Lawmakers are currently exempt from the open meeting law, and routinely conduct some of their business -- such as holding legislative caucuses and debating portions of bills like the state budget -- behind closed doors with no written record.
First Amendment groups, journalists and others have long argued that the state’s public records law is outdated and that requests are frequently ignored or rejected by government agencies, and when material is released, it often is delivered in bulky hard copy with an exorbitant fee attached.
The bill would encourage more electronic records-keeping and, when possible, allow some records to be obtained free of charge from government websites.
"We love the bill. It’s great," said Pam Wilmot, executive director of Massachusetts Common Cause. "This bill would put teeth into the law."
The bill also requires every state agency to designate "records access officers" to handle requests. They would have 15 days to comply with a request.
The proposal also tries to keep down the cost of obtaining records on paper. For hard copies, agencies would be barred from charging more than the actual cost of reproducing the record.

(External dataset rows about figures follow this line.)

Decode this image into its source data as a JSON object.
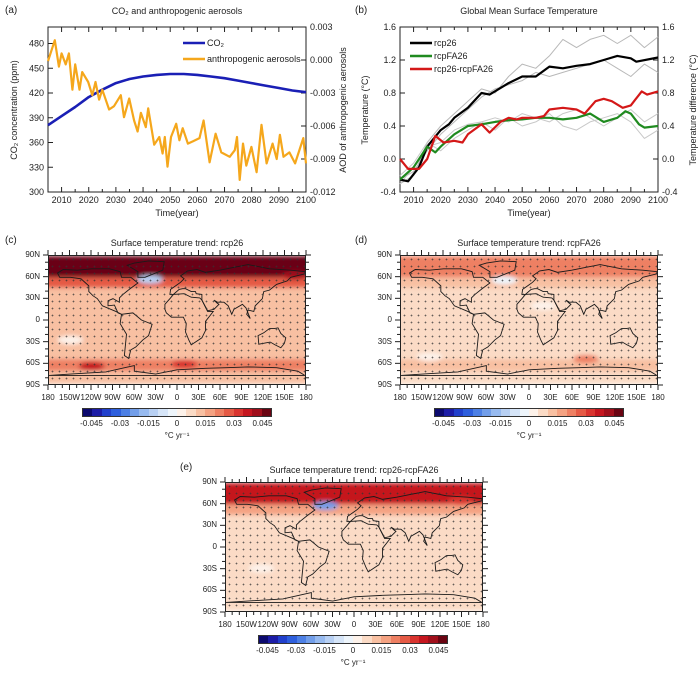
{
  "panels": {
    "a": {
      "label": "(a)"
    },
    "b": {
      "label": "(b)"
    },
    "c": {
      "label": "(c)"
    },
    "d": {
      "label": "(d)"
    },
    "e": {
      "label": "(e)"
    }
  },
  "colors": {
    "co2": "#1a1fb5",
    "aerosol": "#f5a71c",
    "rcp26": "#000000",
    "rcpFA26": "#1f8a1f",
    "diff": "#d41818",
    "ensemble": "#b0b0b0"
  },
  "map_axes": {
    "lat_ticks": [
      "90N",
      "60N",
      "30N",
      "0",
      "30S",
      "60S",
      "90S"
    ],
    "lon_ticks": [
      "180",
      "150W",
      "120W",
      "90W",
      "60W",
      "30W",
      "0",
      "30E",
      "60E",
      "90E",
      "120E",
      "150E",
      "180"
    ]
  },
  "colorbar": {
    "labels": [
      "-0.045",
      "-0.03",
      "-0.015",
      "0",
      "0.015",
      "0.03",
      "0.045"
    ],
    "unit": "°C yr⁻¹",
    "colors": [
      "#0c0a6e",
      "#1c1ca6",
      "#2140cc",
      "#2e5fdd",
      "#4d80e5",
      "#729ee9",
      "#97baef",
      "#b8d0f3",
      "#d6e5f8",
      "#eef5fb",
      "#fdf2ea",
      "#fbdbc6",
      "#f8c0a2",
      "#f4a282",
      "#ee8063",
      "#e55a45",
      "#d9342f",
      "#c5161f",
      "#a00f1b",
      "#6a0412"
    ]
  },
  "chart_data": [
    {
      "type": "line",
      "title": "CO₂ and anthropogenic aerosols",
      "xlabel": "Time(year)",
      "ylabel": "CO₂ concentration (ppm)",
      "ylabel_right": "AOD of anthropogenic aerosols",
      "xlim": [
        2005,
        2100
      ],
      "ylim": [
        300,
        500
      ],
      "ylim_right": [
        -0.012,
        0.003
      ],
      "xticks": [
        2010,
        2020,
        2030,
        2040,
        2050,
        2060,
        2070,
        2080,
        2090,
        2100
      ],
      "yticks": [
        300,
        330,
        360,
        390,
        420,
        450,
        480
      ],
      "yticks_right": [
        "-0.012",
        "-0.009",
        "-0.006",
        "-0.003",
        "0.000",
        "0.003"
      ],
      "legend": "top-right",
      "series": [
        {
          "name": "CO₂",
          "axis": "left",
          "color": "#1a1fb5",
          "x": [
            2005,
            2010,
            2015,
            2020,
            2025,
            2030,
            2035,
            2040,
            2045,
            2050,
            2055,
            2060,
            2065,
            2070,
            2075,
            2080,
            2085,
            2090,
            2095,
            2100
          ],
          "y": [
            381,
            392,
            403,
            415,
            424,
            432,
            437,
            440,
            442,
            443,
            443,
            442,
            440,
            438,
            435,
            432,
            429,
            426,
            423,
            421
          ]
        },
        {
          "name": "anthropogenic aerosols",
          "axis": "right",
          "color": "#f5a71c",
          "x": [
            2005,
            2007.5,
            2009,
            2010,
            2011.5,
            2012.7,
            2014,
            2015,
            2016.6,
            2017.6,
            2019.8,
            2021.3,
            2022.5,
            2023.8,
            2025,
            2027.5,
            2029.3,
            2031.8,
            2033,
            2034.9,
            2036.7,
            2038,
            2039.2,
            2041,
            2041.9,
            2044.1,
            2046,
            2047.2,
            2048,
            2049,
            2050.3,
            2052.2,
            2053.4,
            2054.6,
            2056.5,
            2058.3,
            2060.8,
            2062.3,
            2064.5,
            2066.7,
            2068.8,
            2071.9,
            2073.8,
            2074.6,
            2075.6,
            2076.8,
            2078,
            2079.9,
            2081.8,
            2083.6,
            2085.5,
            2087.7,
            2089.2,
            2090.4,
            2091.7,
            2093.9,
            2096,
            2099,
            2100
          ],
          "y": [
            -0.0001,
            0.0018,
            -0.0006,
            0.0006,
            -0.0004,
            0.0006,
            -0.0027,
            -0.0004,
            -0.0027,
            -0.0011,
            -0.002,
            -0.0032,
            -0.002,
            -0.0036,
            -0.0027,
            -0.0045,
            -0.0042,
            -0.0032,
            -0.0052,
            -0.0035,
            -0.0055,
            -0.0065,
            -0.0048,
            -0.0061,
            -0.0044,
            -0.0077,
            -0.007,
            -0.0085,
            -0.007,
            -0.0097,
            -0.007,
            -0.0058,
            -0.0073,
            -0.0062,
            -0.0076,
            -0.0074,
            -0.0071,
            -0.0055,
            -0.0093,
            -0.0067,
            -0.0084,
            -0.0088,
            -0.0082,
            -0.007,
            -0.0109,
            -0.0076,
            -0.0096,
            -0.0079,
            -0.0102,
            -0.0059,
            -0.0094,
            -0.0076,
            -0.009,
            -0.0068,
            -0.0088,
            -0.0084,
            -0.0094,
            -0.0071,
            -0.0094
          ]
        }
      ]
    },
    {
      "type": "line",
      "title": "Global Mean Surface Temperature",
      "xlabel": "Time(year)",
      "ylabel": "Temperature (°C)",
      "ylabel_right": "Temperature difference (°C)",
      "xlim": [
        2005,
        2100
      ],
      "ylim": [
        -0.4,
        1.6
      ],
      "ylim_right": [
        -0.4,
        1.6
      ],
      "xticks": [
        2010,
        2020,
        2030,
        2040,
        2050,
        2060,
        2070,
        2080,
        2090,
        2100
      ],
      "yticks": [
        "-0.4",
        "0.0",
        "0.4",
        "0.8",
        "1.2",
        "1.6"
      ],
      "yticks_right": [
        "-0.4",
        "0.0",
        "0.4",
        "0.8",
        "1.2",
        "1.6"
      ],
      "legend": "top-left",
      "series": [
        {
          "color": "#b8b8b8",
          "ensemble": true,
          "x": [
            2005,
            2010,
            2015,
            2020,
            2025,
            2030,
            2035,
            2040,
            2045,
            2050,
            2055,
            2060,
            2065,
            2070,
            2075,
            2080,
            2085,
            2090,
            2095,
            2100
          ],
          "y": [
            -0.3,
            -0.2,
            0.2,
            0.4,
            0.55,
            0.7,
            0.85,
            0.8,
            1.0,
            1.15,
            1.1,
            1.25,
            1.45,
            1.35,
            1.45,
            1.5,
            1.4,
            1.5,
            1.35,
            1.48
          ]
        },
        {
          "color": "#b8b8b8",
          "ensemble": true,
          "x": [
            2005,
            2010,
            2015,
            2020,
            2025,
            2030,
            2035,
            2040,
            2045,
            2050,
            2055,
            2060,
            2065,
            2070,
            2075,
            2080,
            2085,
            2090,
            2095,
            2100
          ],
          "y": [
            -0.25,
            -0.15,
            0.1,
            0.3,
            0.45,
            0.6,
            0.75,
            0.85,
            0.9,
            0.95,
            1.05,
            1.0,
            1.05,
            1.1,
            1.15,
            1.2,
            1.1,
            1.0,
            1.15,
            1.05
          ]
        },
        {
          "color": "#c8c8c8",
          "ensemble": true,
          "x": [
            2005,
            2010,
            2015,
            2020,
            2025,
            2030,
            2035,
            2040,
            2045,
            2050,
            2055,
            2060,
            2065,
            2070,
            2075,
            2080,
            2085,
            2090,
            2095,
            2100
          ],
          "y": [
            -0.3,
            -0.1,
            0.15,
            0.2,
            0.35,
            0.42,
            0.45,
            0.35,
            0.5,
            0.4,
            0.45,
            0.55,
            0.4,
            0.35,
            0.45,
            0.5,
            0.55,
            0.45,
            0.25,
            0.35
          ]
        },
        {
          "color": "#c8c8c8",
          "ensemble": true,
          "x": [
            2005,
            2010,
            2015,
            2020,
            2025,
            2030,
            2035,
            2040,
            2045,
            2050,
            2055,
            2060,
            2065,
            2070,
            2075,
            2080,
            2085,
            2090,
            2095,
            2100
          ],
          "y": [
            -0.2,
            -0.05,
            0.2,
            0.1,
            0.25,
            0.35,
            0.45,
            0.5,
            0.45,
            0.55,
            0.5,
            0.45,
            0.55,
            0.6,
            0.5,
            0.4,
            0.5,
            0.6,
            0.45,
            0.55
          ]
        },
        {
          "name": "rcp26",
          "color": "#000000",
          "x": [
            2005,
            2008,
            2012,
            2015,
            2020,
            2023,
            2025,
            2030,
            2035,
            2038,
            2045,
            2050,
            2055,
            2060,
            2065,
            2070,
            2075,
            2080,
            2085,
            2090,
            2092,
            2100
          ],
          "y": [
            -0.25,
            -0.27,
            -0.1,
            0.15,
            0.35,
            0.42,
            0.5,
            0.62,
            0.8,
            0.78,
            0.92,
            1.0,
            1.0,
            1.12,
            1.1,
            1.13,
            1.15,
            1.2,
            1.25,
            1.22,
            1.18,
            1.23
          ]
        },
        {
          "name": "rcpFA26",
          "color": "#1f8a1f",
          "x": [
            2005,
            2010,
            2015,
            2018,
            2020,
            2025,
            2030,
            2035,
            2040,
            2045,
            2050,
            2055,
            2060,
            2065,
            2070,
            2075,
            2080,
            2085,
            2088,
            2090,
            2093,
            2095,
            2100
          ],
          "y": [
            -0.25,
            -0.1,
            0.15,
            0.08,
            0.15,
            0.3,
            0.4,
            0.42,
            0.45,
            0.47,
            0.48,
            0.5,
            0.5,
            0.48,
            0.5,
            0.55,
            0.45,
            0.5,
            0.58,
            0.55,
            0.42,
            0.38,
            0.4
          ]
        },
        {
          "name": "rcp26-rcpFA26",
          "color": "#d41818",
          "x": [
            2005,
            2008,
            2012,
            2015,
            2018,
            2021,
            2025,
            2028,
            2030,
            2035,
            2038,
            2042,
            2045,
            2048,
            2050,
            2055,
            2058,
            2060,
            2065,
            2070,
            2073,
            2077,
            2080,
            2083,
            2087,
            2090,
            2094,
            2096,
            2100
          ],
          "y": [
            0.0,
            -0.12,
            -0.12,
            0.0,
            0.28,
            0.2,
            0.22,
            0.2,
            0.3,
            0.42,
            0.32,
            0.45,
            0.5,
            0.48,
            0.5,
            0.5,
            0.52,
            0.6,
            0.62,
            0.6,
            0.55,
            0.7,
            0.73,
            0.7,
            0.62,
            0.65,
            0.82,
            0.78,
            0.82
          ]
        }
      ]
    },
    {
      "type": "heatmap",
      "title": "Surface temperature trend: rcp26",
      "zones": [
        {
          "lat": [
            60,
            90
          ],
          "value": 0.045
        },
        {
          "lat": [
            45,
            60
          ],
          "value": 0.025
        },
        {
          "lat": [
            -55,
            45
          ],
          "value": 0.012
        },
        {
          "lat": [
            -72,
            -55
          ],
          "value": 0.02
        },
        {
          "lat": [
            -90,
            -72
          ],
          "value": 0.012
        }
      ],
      "spots": [
        {
          "lon": -38,
          "lat": 57,
          "value": -0.012
        },
        {
          "lon": -120,
          "lat": -65,
          "value": 0.035
        },
        {
          "lon": 10,
          "lat": -62,
          "value": 0.03
        },
        {
          "lon": 165,
          "lat": 63,
          "value": 0.04
        },
        {
          "lon": -150,
          "lat": -28,
          "value": 0.003
        }
      ]
    },
    {
      "type": "heatmap",
      "title": "Surface temperature trend: rcpFA26",
      "zones": [
        {
          "lat": [
            60,
            90
          ],
          "value": 0.022
        },
        {
          "lat": [
            45,
            60
          ],
          "value": 0.012
        },
        {
          "lat": [
            -55,
            45
          ],
          "value": 0.006
        },
        {
          "lat": [
            -72,
            -55
          ],
          "value": 0.014
        },
        {
          "lat": [
            -90,
            -72
          ],
          "value": 0.008
        }
      ],
      "spots": [
        {
          "lon": -35,
          "lat": 56,
          "value": -0.004
        },
        {
          "lon": 80,
          "lat": -55,
          "value": 0.02
        },
        {
          "lon": -140,
          "lat": -52,
          "value": 0.0
        },
        {
          "lon": 20,
          "lat": 20,
          "value": 0.002
        }
      ]
    },
    {
      "type": "heatmap",
      "title": "Surface temperature trend: rcp26-rcpFA26",
      "zones": [
        {
          "lat": [
            60,
            90
          ],
          "value": 0.038
        },
        {
          "lat": [
            45,
            60
          ],
          "value": 0.015
        },
        {
          "lat": [
            -55,
            45
          ],
          "value": 0.007
        },
        {
          "lat": [
            -72,
            -55
          ],
          "value": 0.008
        },
        {
          "lat": [
            -90,
            -72
          ],
          "value": 0.005
        }
      ],
      "spots": [
        {
          "lon": -40,
          "lat": 58,
          "value": -0.022
        },
        {
          "lon": 150,
          "lat": 65,
          "value": 0.03
        },
        {
          "lon": -130,
          "lat": -30,
          "value": 0.002
        }
      ]
    }
  ]
}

No more than 5 cents a page could be charged for standard-sized black and white copies.
The bill also allows the fee to be waived if the request "is in the public interest because it is likely to contribute significantly to public understanding of (government) operations."
At an October hearing at the Statehouse, representatives of The Associated Press and the Massachusetts Newspaper Publishers Association expressed support for capping the fees for copies of public records at the amount it costs the state agency to produce them.
The bill also requires every state agency to make reasonable efforts to provide free Internet access to a slew of public documents in searchable form including annual reports, winning bids for public contracts, notices of hearings, reports to lawmakers and final opinions, decisions, orders, or votes from agencies.
The bill also seeks to eliminate outdated portions of the existing law including the requirement that all public records be printed on "paper made of linen rags and new cotton clippings, well sized with animal sizing and well finished or on one hundred per cent bond paper sized with animal glue or gelatin."
The bill has now been referred to the Rules Committee. It has yet to be approved by either the House or Senate.